You must manually create the route map.

The two NSX-T Edge nodes will route north-south traffic through Availability Zone 2 only if the connection to their BGP neighbors in Availability Zone 1 is lost, for example, if a failure of the top of the rack switch pair or in the availability zone occurs.

SDDC-MGMT-VI-SDN-056

Configure Availability Zone 2 neighbors to use the route maps as In and Out filters respectively.

Makes the path in and out of Availability Zone 2 less preferred because the AS path is longer. As a result, all traffic passes through Availability Zone 1.

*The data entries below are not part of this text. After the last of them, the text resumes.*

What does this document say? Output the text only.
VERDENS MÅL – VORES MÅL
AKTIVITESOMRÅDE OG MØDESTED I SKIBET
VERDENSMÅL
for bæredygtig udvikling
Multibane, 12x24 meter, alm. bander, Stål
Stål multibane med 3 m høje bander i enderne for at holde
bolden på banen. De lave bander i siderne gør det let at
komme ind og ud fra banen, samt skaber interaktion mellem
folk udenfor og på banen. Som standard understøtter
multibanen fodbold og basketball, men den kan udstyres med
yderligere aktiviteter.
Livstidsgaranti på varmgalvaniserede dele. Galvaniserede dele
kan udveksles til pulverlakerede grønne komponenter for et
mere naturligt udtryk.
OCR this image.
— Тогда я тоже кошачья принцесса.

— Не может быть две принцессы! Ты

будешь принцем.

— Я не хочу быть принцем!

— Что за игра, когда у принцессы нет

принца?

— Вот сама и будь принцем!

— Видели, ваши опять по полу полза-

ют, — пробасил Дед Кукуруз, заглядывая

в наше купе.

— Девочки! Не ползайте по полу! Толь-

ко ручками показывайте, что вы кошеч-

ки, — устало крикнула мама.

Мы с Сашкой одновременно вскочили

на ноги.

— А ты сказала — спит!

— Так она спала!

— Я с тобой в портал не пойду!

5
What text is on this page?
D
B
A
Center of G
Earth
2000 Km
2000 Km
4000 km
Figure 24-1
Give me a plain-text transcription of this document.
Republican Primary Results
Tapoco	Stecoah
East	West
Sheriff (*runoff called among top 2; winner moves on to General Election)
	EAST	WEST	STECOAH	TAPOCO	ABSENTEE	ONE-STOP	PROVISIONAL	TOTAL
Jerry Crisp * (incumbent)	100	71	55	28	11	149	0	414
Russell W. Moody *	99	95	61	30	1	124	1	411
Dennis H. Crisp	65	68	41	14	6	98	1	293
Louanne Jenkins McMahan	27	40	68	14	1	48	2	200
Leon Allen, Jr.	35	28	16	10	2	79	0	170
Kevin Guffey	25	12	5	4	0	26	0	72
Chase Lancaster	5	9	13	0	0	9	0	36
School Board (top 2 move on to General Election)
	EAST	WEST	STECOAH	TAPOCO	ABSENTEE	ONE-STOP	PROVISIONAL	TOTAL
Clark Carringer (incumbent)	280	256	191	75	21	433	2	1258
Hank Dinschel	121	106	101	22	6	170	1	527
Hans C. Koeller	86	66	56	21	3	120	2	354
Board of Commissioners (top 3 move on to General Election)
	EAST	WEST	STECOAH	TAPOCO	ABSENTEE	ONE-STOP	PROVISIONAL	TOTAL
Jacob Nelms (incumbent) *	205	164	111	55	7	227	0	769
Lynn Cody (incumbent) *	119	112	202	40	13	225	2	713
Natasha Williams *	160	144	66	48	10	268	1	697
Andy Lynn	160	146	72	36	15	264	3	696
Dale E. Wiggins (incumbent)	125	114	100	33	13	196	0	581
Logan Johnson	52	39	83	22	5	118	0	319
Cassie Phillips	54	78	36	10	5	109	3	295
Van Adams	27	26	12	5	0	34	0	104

The two NSX-T Edge nodes will route north-south traffic through Availability Zone 2 only if the connection to their BGP neighbors in Availability Zone 1 is lost, for example, if a failure of the top of the rack switch pair or in the availability zone occurs.

Load Balancers

The logical load balancer in NSX-T Data Center offers high-availability service for applications and distributes the network traffic load among multiple servers.

Because it is a stateful service, the load balancer is instantiated in a Tier-1 gateway.

Table 7. Design Decisions on Load Balancer Configuration

Decision ID

Design Decision

Design Justification

Design Implication

SDDC-MGMT-VI-SDN-057

Deploy a standalone Tier-1 gateway to support advanced stateful services such as load balancing for other management components.

Provides independence between north-south Tier-1 gateways to support advanced deployment scenarios.

You must add a separate Tier-1 gateway.

SDDC-MGMT-VI-SDN-058

Connect the standalone Tier-1 gateway to the cross-region virtual network.

You connect the Tier-1 gateway manually to the networks it provides services on.

For information on the virtual network segment configuration, see Virtual Network Segment Design for NSX-T for the Management Domain.

You must connect the gateway to each network that requires load balancing.

SDDC-MGMT-VI-SDN-059

Configure the standalone Tier-1 gateway with static routes to the gateways of the networks it is connected to.

Because the Tier-1 gateway is standalone, it does not autoconfigure it routes and you must configure it manually with static routes.

You must configure the gateway for each network that requires load balancing.